Devi has performed Rajasthani folk music in Indian as well as international fora to wide acclaim, and has collaborated with folk artists from different traditions. In 2003, Devi performed at a music festival in Shimla, in the state of Himachal Pradesh, and was invited to join the Jaipur Virasat Foundation, a civil society group working to promote Rajasthani folk music in India. She subsequently performed at the Jaipur Heritage Festival in 2004. Devi has performed folk music for several years at the Rajasthan International Folk Festival. In 2009, she was invited to accompany singer Rekha Bhardwaj at this festival, and received critical acclaim for her singing. Following that, she collaborated with producers Ram Sampath and singer Sona Mohapatra at the Rajasthan International Folk Festival. In In 2011, she performed at the Edinburgh International Festival, and the Herald Scotland described her performance as consisting of "deeply expressive, beautifully ornamented singing" Jonathan Mills, the director of the Edinburgh International Festival, described her performance as having received an "overwhelming response".

in 2011, as well, she was featured in the Rajasthan International Folk Festival as a "Living Legend", and performed at the historic Moti Mahal palace inside Mehrangarh Fort. In 2013, her participation was described as one of the "...most anticipated acts" of the same festival, in which she performed individually as well as in collaboration with the French ensemble, Gipsy Kings.

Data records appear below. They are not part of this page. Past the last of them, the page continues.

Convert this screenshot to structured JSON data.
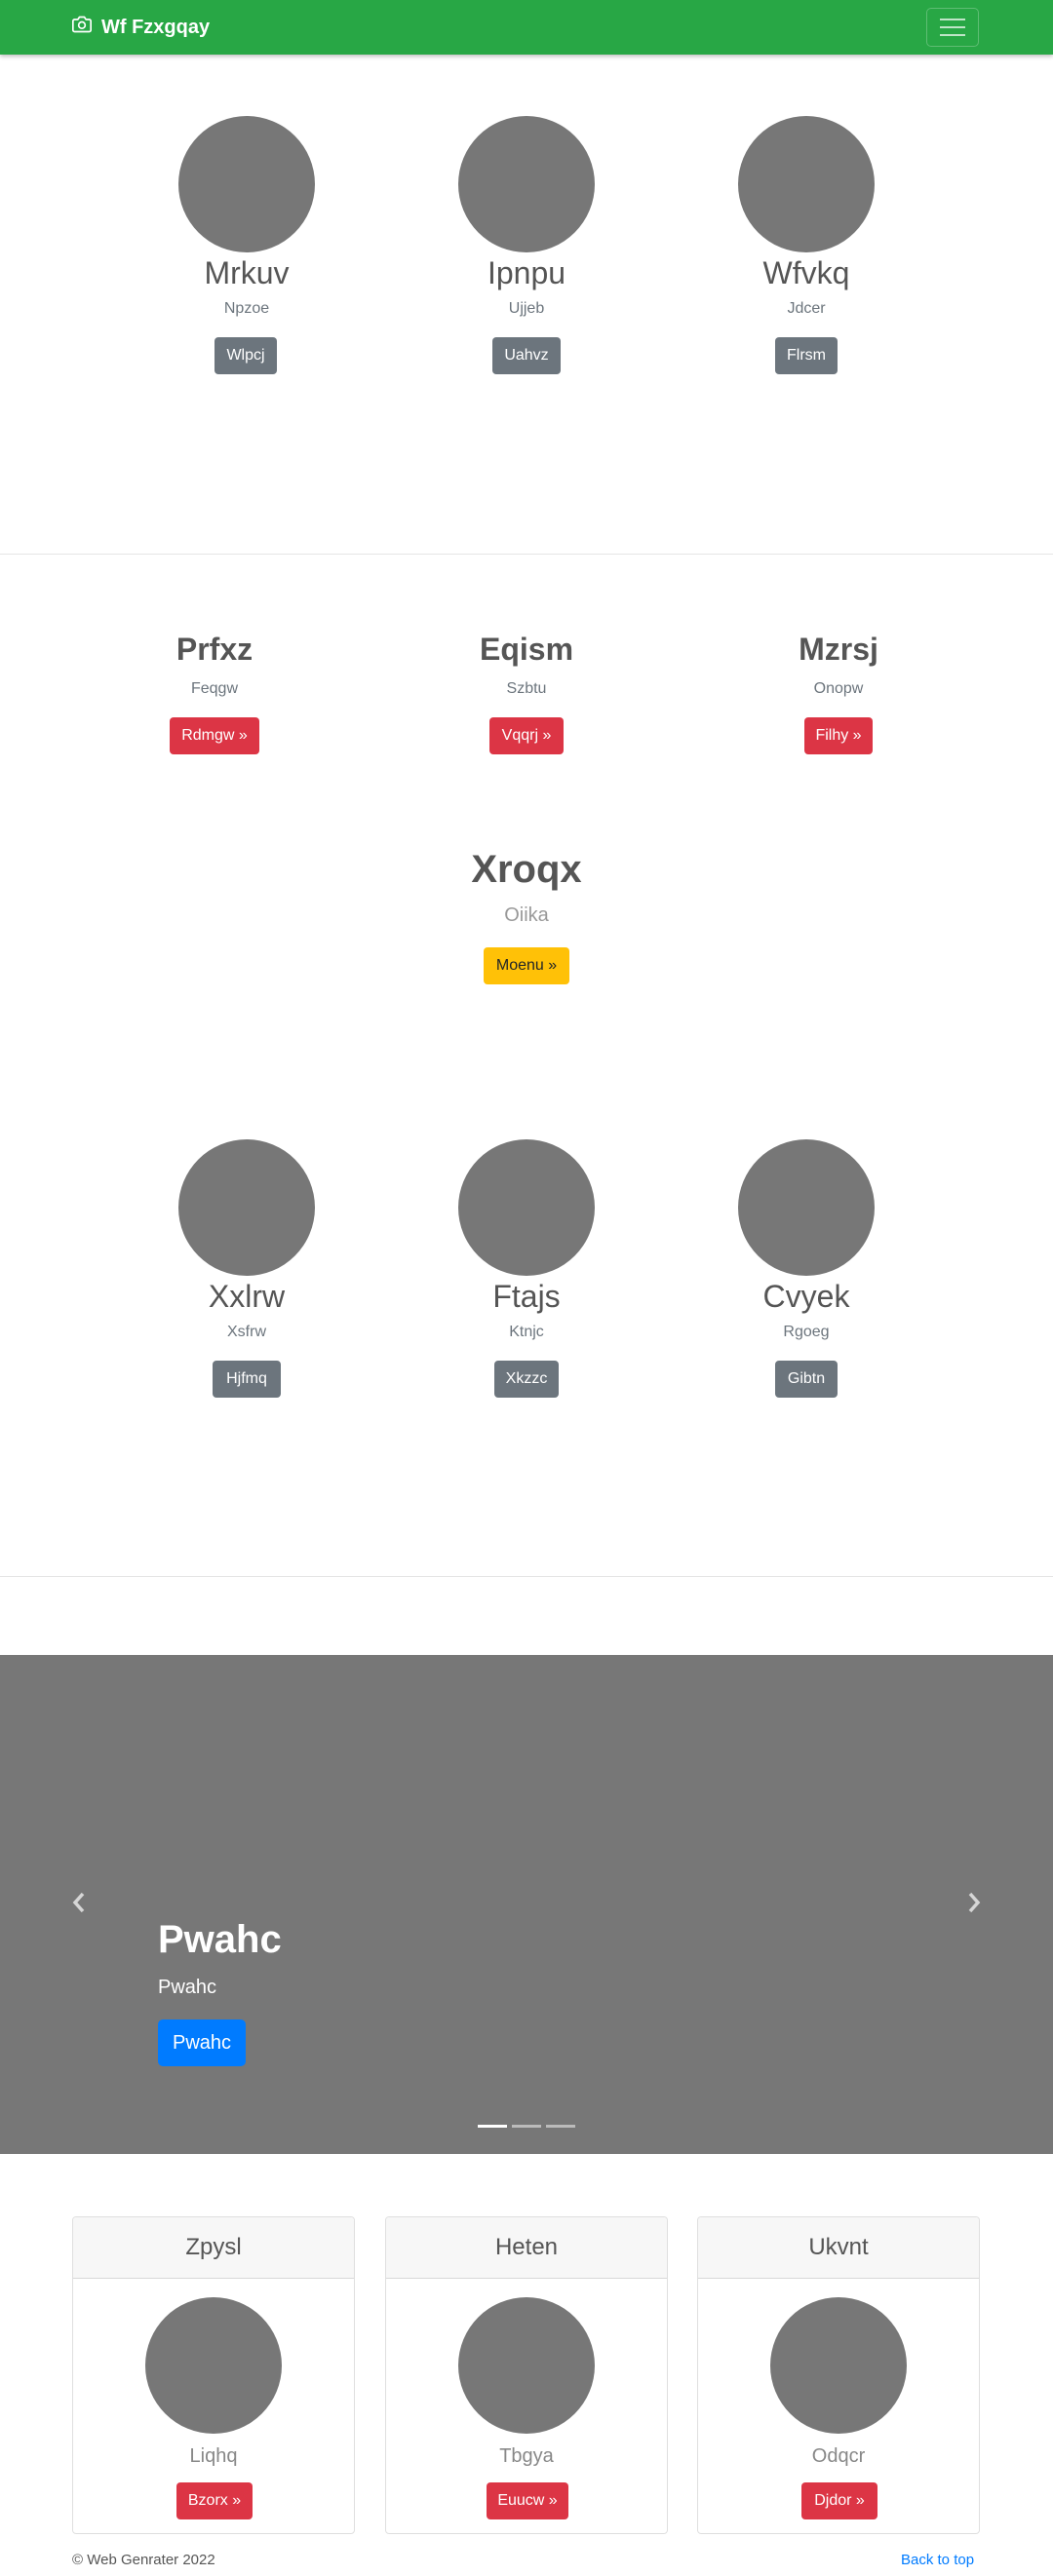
{
  "navbar": {
    "brand": "Wf Fzxgqay",
    "camera_icon": "camera-icon",
    "toggler_icon": "hamburger-icon",
    "color": "#28a745"
  },
  "section1": {
    "items": [
      {
        "name": "Mrkuv",
        "sub": "Npzoe",
        "button": "Wlpcj"
      },
      {
        "name": "Ipnpu",
        "sub": "Ujjeb",
        "button": "Uahvz"
      },
      {
        "name": "Wfvkq",
        "sub": "Jdcer",
        "button": "Flrsm"
      }
    ]
  },
  "section2": {
    "items": [
      {
        "title": "Prfxz",
        "sub": "Feqgw",
        "button": "Rdmgw »"
      },
      {
        "title": "Eqism",
        "sub": "Szbtu",
        "button": "Vqqrj »"
      },
      {
        "title": "Mzrsj",
        "sub": "Onopw",
        "button": "Filhy »"
      }
    ],
    "feature": {
      "title": "Xroqx",
      "sub": "Oiika",
      "button": "Moenu »"
    }
  },
  "section3": {
    "items": [
      {
        "name": "Xxlrw",
        "sub": "Xsfrw",
        "button": "Hjfmq"
      },
      {
        "name": "Ftajs",
        "sub": "Ktnjc",
        "button": "Xkzzc"
      },
      {
        "name": "Cvyek",
        "sub": "Rgoeg",
        "button": "Gibtn"
      }
    ]
  },
  "carousel": {
    "title": "Pwahc",
    "subtitle": "Pwahc",
    "button": "Pwahc",
    "prev_icon": "chevron-left-icon",
    "next_icon": "chevron-right-icon",
    "active_slide": 1,
    "slide_count": 3
  },
  "cards": [
    {
      "header": "Zpysl",
      "text": "Liqhq",
      "button": "Bzorx »"
    },
    {
      "header": "Heten",
      "text": "Tbgya",
      "button": "Euucw »"
    },
    {
      "header": "Ukvnt",
      "text": "Odqcr",
      "button": "Djdor »"
    }
  ],
  "footer": {
    "copyright": "© Web Genrater 2022",
    "back_to_top": "Back to top"
  }
}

In 2013, she collaborated with composer and music producer to perform a version of a traditional folk song, called 'Kattey' on Coke Studio, an Indian television program featuring live studio performances by Indian musicians. Devi's singing was accompanied by rap by British rapper, Hard Kaur, and the song gained popular attention. 'Kattey' was also featured as part of the soundtrack for the 2015 Indian feature film, 'Angry Indian Goddesses'. She later performed a second version of this song with Romani musicians from the Gipsy Kings group. Musician Kutle Khan also featured her on his album, Sounds from the Desert, which recorded folk music from Rajasthan and the Thar desert region.

== Personal life ==
Devi was married as a child, and has nine children, one of whom accompanies her on tour and performs with her. Her father was also a folk musician, and Devi credits him with encouraging her to learn to perform and sing. As a child Devi accompanied her father on his performances. Devi has trained her sons to sing, but has not been able to train her daughters, who are married into families that have objected to their participation in the performance tradition.